Why does the Bible, and why does Jesus, tell us to care for the poor and the outsider? Is it first of all because people need help? Maybe, but I believe it has a much deeper genius. We are the ones who need to move into the worlds of powerlessness for our own conversion! We need to meet people whose faith, patience, and forgiveness tell us we are still in the kindergarten of love. We need to be influenced by people who are happy without having all the things we think are essential to happiness.
When we are too smug and content, we really have little need for the Gospel, so we make Christianity into pious devotions that ask nothing of us and do nothing for the world. We are never in need of forgiveness because we have constructed a world that allows us to always be right and “normal.” We are highly insulated from the human situation. When we are self-sufficient, our religion will be corrupt because it doesn’t understand the Mystery of how divine life is transferred, how people change, how life flows, how we become something more, and how we fall into the great compassion.
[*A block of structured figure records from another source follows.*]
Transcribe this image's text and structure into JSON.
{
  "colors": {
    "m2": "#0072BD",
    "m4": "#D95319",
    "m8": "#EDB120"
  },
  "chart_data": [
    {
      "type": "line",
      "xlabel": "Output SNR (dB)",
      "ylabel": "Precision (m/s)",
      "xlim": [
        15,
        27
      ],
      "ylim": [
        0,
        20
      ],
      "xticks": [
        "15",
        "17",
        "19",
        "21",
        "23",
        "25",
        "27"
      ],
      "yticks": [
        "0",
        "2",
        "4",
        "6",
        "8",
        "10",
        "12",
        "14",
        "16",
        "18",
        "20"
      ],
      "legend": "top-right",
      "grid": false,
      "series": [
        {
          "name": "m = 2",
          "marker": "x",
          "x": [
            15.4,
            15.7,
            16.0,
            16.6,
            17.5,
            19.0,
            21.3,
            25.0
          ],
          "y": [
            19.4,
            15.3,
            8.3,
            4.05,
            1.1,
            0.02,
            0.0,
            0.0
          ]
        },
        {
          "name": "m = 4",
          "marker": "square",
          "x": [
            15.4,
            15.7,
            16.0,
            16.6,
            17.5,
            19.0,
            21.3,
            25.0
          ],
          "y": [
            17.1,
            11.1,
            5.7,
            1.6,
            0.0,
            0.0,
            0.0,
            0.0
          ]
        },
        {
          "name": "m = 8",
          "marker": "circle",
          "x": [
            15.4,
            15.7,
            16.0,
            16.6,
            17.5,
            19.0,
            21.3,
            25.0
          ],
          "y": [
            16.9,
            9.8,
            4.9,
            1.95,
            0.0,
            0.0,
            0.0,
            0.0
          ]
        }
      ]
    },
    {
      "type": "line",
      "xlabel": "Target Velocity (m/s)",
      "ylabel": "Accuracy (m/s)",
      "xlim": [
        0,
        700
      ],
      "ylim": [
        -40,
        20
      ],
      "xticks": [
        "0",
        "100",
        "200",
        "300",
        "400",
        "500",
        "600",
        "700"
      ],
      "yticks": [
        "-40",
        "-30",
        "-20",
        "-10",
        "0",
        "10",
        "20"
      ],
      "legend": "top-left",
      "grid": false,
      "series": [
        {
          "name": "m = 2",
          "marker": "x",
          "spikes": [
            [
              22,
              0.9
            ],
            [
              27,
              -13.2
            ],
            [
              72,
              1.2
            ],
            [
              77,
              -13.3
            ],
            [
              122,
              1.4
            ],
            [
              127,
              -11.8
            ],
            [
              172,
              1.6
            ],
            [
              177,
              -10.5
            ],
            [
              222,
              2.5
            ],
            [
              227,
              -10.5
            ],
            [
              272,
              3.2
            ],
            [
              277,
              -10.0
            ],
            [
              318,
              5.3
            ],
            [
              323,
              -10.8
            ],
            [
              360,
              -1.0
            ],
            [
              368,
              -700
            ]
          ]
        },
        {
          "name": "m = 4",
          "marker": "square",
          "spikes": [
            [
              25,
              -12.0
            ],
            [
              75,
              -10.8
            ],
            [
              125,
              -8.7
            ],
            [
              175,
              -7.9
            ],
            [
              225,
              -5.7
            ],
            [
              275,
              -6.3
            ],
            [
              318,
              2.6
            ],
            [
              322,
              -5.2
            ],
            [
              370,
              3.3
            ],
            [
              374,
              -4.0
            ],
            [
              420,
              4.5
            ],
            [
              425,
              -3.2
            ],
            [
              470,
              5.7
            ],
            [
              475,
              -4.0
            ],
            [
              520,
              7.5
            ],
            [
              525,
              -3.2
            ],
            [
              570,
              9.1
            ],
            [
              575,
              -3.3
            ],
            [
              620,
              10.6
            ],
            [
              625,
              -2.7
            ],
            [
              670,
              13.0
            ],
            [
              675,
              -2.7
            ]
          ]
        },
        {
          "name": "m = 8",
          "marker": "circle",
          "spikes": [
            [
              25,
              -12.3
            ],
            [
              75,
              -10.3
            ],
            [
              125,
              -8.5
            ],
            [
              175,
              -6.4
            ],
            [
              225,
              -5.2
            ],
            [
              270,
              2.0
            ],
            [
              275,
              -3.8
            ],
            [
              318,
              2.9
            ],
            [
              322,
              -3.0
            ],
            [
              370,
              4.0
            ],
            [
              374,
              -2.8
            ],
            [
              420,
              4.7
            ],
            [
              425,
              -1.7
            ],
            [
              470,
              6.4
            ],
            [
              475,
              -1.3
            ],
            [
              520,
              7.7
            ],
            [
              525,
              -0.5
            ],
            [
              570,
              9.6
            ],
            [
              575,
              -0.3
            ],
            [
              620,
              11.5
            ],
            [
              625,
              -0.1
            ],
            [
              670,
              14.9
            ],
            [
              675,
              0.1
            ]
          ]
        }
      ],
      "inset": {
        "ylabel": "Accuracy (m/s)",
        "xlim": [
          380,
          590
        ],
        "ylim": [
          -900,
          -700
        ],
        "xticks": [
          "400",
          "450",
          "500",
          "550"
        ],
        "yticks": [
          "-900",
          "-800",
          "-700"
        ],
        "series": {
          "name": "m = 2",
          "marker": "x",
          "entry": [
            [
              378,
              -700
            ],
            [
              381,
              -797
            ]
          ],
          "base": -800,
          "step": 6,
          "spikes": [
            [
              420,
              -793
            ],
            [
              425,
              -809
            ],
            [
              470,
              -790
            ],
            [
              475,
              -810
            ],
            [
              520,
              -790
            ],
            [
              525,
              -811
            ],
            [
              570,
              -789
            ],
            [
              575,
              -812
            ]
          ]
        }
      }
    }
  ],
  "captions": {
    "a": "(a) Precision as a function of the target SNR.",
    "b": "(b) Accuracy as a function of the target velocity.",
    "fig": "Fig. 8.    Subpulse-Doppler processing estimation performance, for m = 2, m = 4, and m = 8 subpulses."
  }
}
Only vulnerable people change. Only vulnerable people change others. Jesus presented us with an icon of absolute vulnerability, and said, “Gaze on this until you get the point. Gaze on this until you know what God is like!” That demanded too much of us, so we made the cross instead into a juridical transaction between Jesus and God (“substitutionary atonement theory”), which in great part robbed the cross of its deep transformative power.
It has been said that religion is largely filled with people who are afraid of hell, and spirituality is for people who have gone through hell. As all initiation rites say in one way or another: you have to die before you die, and then you know. Peter Dumitriu, a Romanian novelist, writes, “Jesus is always on the side of the crucified ones, and I believe he changes sides in the twinkling of an eye. He is not loyal to the person, or even less the group; Jesus is loyal to suffering.” Jesus is what mythology called a “shape-shifter.” He goes wherever the pain is.
Do you realize that takes away all of our usual group-think? Jesus is just as loyal to the suffering of Iraqi and Russian soldiers as he is to the suffering of American and British soldiers. He grabs all our boundaries away from us, and suddenly we are forced to see that we are a universal people. Most people do not like being that exposed and that shared. Yes, God is on the side of the pain, and goes wherever the pain is (which is abundantly clear in the Gospels). We can no longer preempt Jesus for our own group, religion, or country. People seeking power cannot use him for their private purposes. He belongs to the powerless.
A lawyer who joined the Catholic Church and then became a Franciscan said to me one day, “You know, this Church is harder and harder for me to understand. We claim to have the perfect medicine, the healing power to restore and renew hearts and souls, but we seem to say in the same breath, ‘But make sure you don’t really need it! Because if you really need it, you are a less than ideal member!’”
Too often it seems forgiveness, reconciliation, compassion, and healing are mere concessions, carefully doled out, to those unfortunate sinners and outsiders, instead of the very path of salvation itself. Let us be shouting mercy from the housetops—for everybody who needs it and wants it. Desire is the only pre-requisite.
Adapted from Richard Rohr, Dancing Standing Still: Healing the World from a Place of Prayer (Paulist Press: 2014), 95-97.